Na composição iam e vinham barquinhas com os personagens singulares de nossa
colonização: cruzes de Cristo,
donatários, flibusteiros, holandeses e alguns outros.
A visão que se cristalizou da
formação colonial não está
muito distante do poema de
Oswald, reduzida a certos marcos, como a presença jesuítica, o monopólio comercial, o domínio português ou a ocupação
na região Nordeste.
Chegam às livrarias dois registros desconcertantes para
aqueles que acreditam nessa
uniformidade da experiência
colonizadora na América.
O primeiro deles é o testemunho escrito pelo jovem inglês
Anthony Knivet, desovado pelos tripulantes da expedição de
Thomas Cavendish em uma
praia do litoral de São Paulo em
fins do século 16.
"As Incríveis Aventuras e Estranhos Infortúnios de Anthony Knivet", organizado pela
professora e pesquisadora de literatura portuguesa Sheila
Moura Hue, conta a vida de
Knivet ao longo de quase dez
anos nessas terras de portugueses e selvagens.
Devaneios
Com notável apuro editorial
a publicação resgata ilustrações
da edição holandesa, apresenta
uma tradução sensível e um
cuidadoso estabelecimento de
texto. Para enfrentar a carga de
fantasia do relato, que fez Capistrano de Abreu tachá-lo de
um misto de observação, de
credulidade e de "apoucada inteligência", a introdução prepara o leitor para o contexto e os
devaneios do marinheiro de
triste figura.
Nem assim a narrativa esfria
o calvário que Knivet atravessou ao redor do Rio de Janeiro,
dividindo-se entre funções como empregado de engenhos de
açúcar, traficante de nativos e
sertanista. Viveu também entre
os índios, o que lhe pareceu
mais gratificante que a convivência com os portugueses.

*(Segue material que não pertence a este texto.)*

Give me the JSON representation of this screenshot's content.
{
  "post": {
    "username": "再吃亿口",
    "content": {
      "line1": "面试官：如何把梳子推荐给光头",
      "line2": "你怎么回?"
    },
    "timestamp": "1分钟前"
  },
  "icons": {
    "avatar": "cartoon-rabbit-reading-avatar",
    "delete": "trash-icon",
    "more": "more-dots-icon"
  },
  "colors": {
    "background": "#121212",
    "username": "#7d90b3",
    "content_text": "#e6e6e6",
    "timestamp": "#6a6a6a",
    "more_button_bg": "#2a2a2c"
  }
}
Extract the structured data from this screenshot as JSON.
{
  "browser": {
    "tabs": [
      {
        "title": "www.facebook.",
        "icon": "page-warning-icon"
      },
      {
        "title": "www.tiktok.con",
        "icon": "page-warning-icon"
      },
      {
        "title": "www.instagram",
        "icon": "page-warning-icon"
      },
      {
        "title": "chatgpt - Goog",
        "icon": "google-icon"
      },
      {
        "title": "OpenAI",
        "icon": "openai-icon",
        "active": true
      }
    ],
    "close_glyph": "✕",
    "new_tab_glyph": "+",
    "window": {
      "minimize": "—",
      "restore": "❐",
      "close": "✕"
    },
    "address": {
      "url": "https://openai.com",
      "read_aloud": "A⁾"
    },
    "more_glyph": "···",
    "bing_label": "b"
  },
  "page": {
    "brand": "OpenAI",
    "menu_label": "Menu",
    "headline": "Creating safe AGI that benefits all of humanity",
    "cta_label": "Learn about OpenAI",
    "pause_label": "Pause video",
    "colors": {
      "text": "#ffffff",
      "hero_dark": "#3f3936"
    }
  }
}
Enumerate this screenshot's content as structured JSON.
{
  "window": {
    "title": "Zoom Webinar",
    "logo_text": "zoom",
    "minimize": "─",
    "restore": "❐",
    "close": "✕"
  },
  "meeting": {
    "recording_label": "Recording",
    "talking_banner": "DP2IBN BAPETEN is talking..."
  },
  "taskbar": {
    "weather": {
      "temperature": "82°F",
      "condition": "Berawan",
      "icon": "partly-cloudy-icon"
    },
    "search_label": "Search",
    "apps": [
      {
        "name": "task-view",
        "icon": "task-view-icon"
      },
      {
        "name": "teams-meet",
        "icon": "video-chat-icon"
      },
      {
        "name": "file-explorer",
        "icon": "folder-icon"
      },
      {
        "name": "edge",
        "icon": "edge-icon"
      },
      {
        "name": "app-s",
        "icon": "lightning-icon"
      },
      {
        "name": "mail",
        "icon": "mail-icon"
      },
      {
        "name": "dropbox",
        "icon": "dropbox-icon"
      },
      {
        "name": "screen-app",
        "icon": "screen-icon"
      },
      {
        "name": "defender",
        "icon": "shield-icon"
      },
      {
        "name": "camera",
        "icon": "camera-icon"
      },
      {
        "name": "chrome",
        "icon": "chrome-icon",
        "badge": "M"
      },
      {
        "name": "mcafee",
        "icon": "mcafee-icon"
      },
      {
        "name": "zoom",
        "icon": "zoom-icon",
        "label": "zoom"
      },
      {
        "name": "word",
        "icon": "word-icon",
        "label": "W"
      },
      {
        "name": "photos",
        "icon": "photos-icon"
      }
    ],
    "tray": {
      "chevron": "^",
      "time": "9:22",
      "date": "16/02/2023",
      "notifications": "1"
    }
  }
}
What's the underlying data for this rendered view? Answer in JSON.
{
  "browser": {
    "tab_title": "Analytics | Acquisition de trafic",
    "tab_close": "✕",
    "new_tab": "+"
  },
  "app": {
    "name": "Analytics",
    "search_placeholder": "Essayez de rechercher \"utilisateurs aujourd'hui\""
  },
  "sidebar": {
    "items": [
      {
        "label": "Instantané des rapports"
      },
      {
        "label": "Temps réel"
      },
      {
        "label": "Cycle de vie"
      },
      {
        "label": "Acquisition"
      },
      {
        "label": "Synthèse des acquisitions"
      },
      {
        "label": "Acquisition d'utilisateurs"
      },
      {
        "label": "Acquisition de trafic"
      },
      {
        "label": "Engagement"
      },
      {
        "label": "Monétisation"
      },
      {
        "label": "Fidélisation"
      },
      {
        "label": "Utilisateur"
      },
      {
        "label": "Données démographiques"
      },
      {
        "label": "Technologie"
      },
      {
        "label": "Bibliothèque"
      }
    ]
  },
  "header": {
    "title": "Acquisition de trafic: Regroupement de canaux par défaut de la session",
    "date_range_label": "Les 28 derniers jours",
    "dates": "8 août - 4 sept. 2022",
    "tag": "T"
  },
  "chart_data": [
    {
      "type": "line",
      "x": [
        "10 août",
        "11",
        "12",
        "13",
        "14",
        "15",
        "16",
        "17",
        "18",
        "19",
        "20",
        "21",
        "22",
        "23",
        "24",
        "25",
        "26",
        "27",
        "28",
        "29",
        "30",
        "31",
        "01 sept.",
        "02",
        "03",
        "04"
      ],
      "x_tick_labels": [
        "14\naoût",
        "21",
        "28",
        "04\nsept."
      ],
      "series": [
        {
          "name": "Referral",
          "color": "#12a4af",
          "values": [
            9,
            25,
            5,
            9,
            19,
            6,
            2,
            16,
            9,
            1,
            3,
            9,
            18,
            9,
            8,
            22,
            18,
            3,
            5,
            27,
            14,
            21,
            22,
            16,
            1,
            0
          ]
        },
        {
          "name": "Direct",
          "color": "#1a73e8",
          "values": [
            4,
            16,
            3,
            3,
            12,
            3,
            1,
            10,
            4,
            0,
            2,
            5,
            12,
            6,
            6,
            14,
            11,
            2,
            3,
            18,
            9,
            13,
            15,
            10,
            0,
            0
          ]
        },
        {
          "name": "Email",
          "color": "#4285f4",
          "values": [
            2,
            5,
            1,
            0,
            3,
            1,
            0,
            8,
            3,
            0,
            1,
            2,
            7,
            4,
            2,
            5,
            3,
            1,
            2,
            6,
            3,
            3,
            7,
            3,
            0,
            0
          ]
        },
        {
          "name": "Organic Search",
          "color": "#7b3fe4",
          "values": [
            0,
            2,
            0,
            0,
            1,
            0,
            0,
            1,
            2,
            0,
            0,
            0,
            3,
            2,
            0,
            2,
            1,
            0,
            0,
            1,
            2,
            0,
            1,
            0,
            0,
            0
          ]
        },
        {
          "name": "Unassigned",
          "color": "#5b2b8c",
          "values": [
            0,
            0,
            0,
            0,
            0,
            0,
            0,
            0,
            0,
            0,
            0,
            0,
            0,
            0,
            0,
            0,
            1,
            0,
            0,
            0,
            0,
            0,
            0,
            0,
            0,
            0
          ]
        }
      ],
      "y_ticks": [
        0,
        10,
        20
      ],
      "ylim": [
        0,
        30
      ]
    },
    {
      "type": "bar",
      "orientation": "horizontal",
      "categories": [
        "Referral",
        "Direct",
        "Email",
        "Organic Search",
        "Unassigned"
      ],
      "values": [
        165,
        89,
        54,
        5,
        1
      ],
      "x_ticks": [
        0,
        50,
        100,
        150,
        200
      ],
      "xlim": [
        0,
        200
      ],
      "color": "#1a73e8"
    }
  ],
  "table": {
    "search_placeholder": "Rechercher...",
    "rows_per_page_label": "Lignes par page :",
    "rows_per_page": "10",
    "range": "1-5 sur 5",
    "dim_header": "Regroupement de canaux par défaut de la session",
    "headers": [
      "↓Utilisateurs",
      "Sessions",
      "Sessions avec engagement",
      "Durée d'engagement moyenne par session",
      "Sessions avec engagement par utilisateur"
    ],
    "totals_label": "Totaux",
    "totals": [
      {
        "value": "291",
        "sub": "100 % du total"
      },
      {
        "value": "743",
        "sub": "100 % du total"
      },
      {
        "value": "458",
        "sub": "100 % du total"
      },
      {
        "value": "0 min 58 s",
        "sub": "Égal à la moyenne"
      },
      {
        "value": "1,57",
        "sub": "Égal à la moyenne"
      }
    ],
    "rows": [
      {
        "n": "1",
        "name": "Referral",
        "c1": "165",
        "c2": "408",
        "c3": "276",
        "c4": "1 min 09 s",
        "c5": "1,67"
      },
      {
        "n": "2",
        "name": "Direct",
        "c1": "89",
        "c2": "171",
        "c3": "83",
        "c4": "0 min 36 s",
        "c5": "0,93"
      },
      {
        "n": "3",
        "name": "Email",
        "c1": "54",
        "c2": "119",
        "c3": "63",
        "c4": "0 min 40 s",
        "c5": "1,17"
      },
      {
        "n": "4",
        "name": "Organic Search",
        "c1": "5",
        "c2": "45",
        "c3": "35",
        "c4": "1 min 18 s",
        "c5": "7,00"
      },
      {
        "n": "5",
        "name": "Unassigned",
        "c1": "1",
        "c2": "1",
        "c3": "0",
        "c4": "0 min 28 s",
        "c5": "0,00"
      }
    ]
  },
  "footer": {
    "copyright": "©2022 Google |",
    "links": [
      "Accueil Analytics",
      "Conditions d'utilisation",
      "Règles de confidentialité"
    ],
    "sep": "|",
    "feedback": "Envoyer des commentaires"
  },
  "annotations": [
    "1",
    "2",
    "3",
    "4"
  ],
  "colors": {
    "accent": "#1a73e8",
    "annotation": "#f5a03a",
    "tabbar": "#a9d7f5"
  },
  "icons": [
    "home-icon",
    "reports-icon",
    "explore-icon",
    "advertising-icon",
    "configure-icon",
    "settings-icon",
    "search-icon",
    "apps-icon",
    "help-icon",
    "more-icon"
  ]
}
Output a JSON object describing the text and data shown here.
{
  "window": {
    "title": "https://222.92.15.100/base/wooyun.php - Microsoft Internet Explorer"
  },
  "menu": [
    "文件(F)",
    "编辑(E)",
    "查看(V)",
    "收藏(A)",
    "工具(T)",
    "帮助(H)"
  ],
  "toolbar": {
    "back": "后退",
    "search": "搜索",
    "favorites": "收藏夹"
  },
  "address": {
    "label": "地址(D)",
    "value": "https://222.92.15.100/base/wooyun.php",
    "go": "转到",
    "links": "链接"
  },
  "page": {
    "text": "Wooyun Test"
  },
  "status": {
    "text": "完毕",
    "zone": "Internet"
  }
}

Sofrimentos, provações, castigos, batalhas e afogamentos
transcorrem em um mundo de
estranhamentos sucessivos,
temperado por passagens
cheias de acidentes e lances de
uma bem calculada imaginação. Mergulha na baía de Guanabara com um arremedo de
escafandro que quase o afoga,
atravessa rios em jangadas
("umas coisas feitas de caniços
amarrados com cipós"), carrega companheiros nas costas em
jornadas exaustivas, passa tanta fome que devora os escudos
de couro e assiste a sessões de
canibalismo.
Tensão silenciosa
Pulsa no relato uma tensão
silenciosa: a impossibilidade do
retorno ao conforto cultural e
social da pátria, sob o cativeiro
imposto pelos conflitos nacionais que atravessam o nascimento do mundo moderno.
A segunda obra também capaz de surpreender é "O Brasil
Francês - As Singularidades da
França Equinocial (1612-1615)", da historiadora da Universidade Federal do Rio de Janeiro Andrea Daher.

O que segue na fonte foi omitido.